As you may have guessed by now, the December and January posts on this blog are more about issues related to my current life than about the subject of memoir per se. That’s because Stuart and I are in the midst of major post-mid-life changes. Of course, these changes are relevant to the subject of memoir; we often chart our life stories from one change point to the next. As I consider going back to writing my childhood memoir-in-progress, what jumps out at me, like stars in a constellation, are points of change in my “one wild and precious life.”
Our current changes were precipitated by my joining the more than 14 million other Americans who are unemployed. Last July I lost what might have been the best job in the world, at least for me. I didn’t want to write about the change until I could tell you the ending of my story, but now that we are half-way through a series of decisions about place, family, work, and home, I thought I would share a few thoughts with you.
Many people have asked me why I am not angry about losing a perfect job. My answer varies depending on the light I can see at the moment, but here are a few reasons:
- because I sense that God has something different and better in mind for me
- because I love the people who made the decision to change, even when I don’t agree with them
- because no one else controls my attitude and my values. No one else grants me dignity. I think of little Ruby Bridges walking to grade school in Little Rock, and I keep walking through life’s school myself.
- because God has given me the gifts of gratitude, friendship, family, faith. I feel both more active and more passive than I have ever felt before. Creative ferment flows right now. Today I found a quote that explains the feeling well.
Jane Friedman, one of the best experts in the fields of social media and writing, put up a short quotation from Carl Jung today that she has permitted me to copy below.
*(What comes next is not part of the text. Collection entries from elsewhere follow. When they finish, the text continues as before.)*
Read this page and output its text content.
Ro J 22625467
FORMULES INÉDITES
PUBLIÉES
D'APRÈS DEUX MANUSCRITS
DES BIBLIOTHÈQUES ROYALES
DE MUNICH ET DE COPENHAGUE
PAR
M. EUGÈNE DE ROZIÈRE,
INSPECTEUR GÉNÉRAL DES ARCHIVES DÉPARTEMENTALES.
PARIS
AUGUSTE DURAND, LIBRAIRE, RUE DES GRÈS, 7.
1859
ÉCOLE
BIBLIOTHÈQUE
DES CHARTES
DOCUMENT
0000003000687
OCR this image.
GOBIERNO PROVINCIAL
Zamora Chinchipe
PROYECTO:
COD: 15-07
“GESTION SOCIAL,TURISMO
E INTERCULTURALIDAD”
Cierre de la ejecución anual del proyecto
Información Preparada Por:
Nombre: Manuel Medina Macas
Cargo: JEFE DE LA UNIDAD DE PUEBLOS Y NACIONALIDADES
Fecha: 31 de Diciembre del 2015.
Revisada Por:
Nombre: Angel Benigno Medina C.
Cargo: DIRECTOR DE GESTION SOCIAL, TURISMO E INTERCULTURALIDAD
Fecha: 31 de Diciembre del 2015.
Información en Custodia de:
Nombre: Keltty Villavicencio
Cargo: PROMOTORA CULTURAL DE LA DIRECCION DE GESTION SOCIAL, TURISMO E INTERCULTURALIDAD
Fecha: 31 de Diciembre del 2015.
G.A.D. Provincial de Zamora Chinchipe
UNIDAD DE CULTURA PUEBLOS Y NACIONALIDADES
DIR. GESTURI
It seems so fitting for any memoir writer, since it focuses on the beauty and power of accepting what is. You could call this attitude love and forgiveness. You could call it detachment. No matter what you call it, it’s a powerful force in my life right now.
From an essay by C.G. Jung, where he quotes a patient:
“Out of evil, much good has come to me. By keeping quiet, repressing nothing, remaining attentive, and by accepting reality—taking things as they are, and not as I wanted them to be—by doing all this, unusual knowledge has come to me, and unusual powers as well, such as I could never have imagined before. I always thought that when we accepted things they overpowered us in some way or other. This turns out not to be true at all, and it is only by accepting them that one can assume an attitude towards them. So now I intend to play the game of life, being receptive to whatever comes to me, good and bad, sun and shadow forever alternating, and, in this way, also accepting my own nature with its positive and negative sides. Thus everything becomes more alive to me. What a fool I was! How I tried to force everything to go according to the way I thought it ought to!”
Do you agree with this quote? Have you ever experienced something similar in your own life? Please share.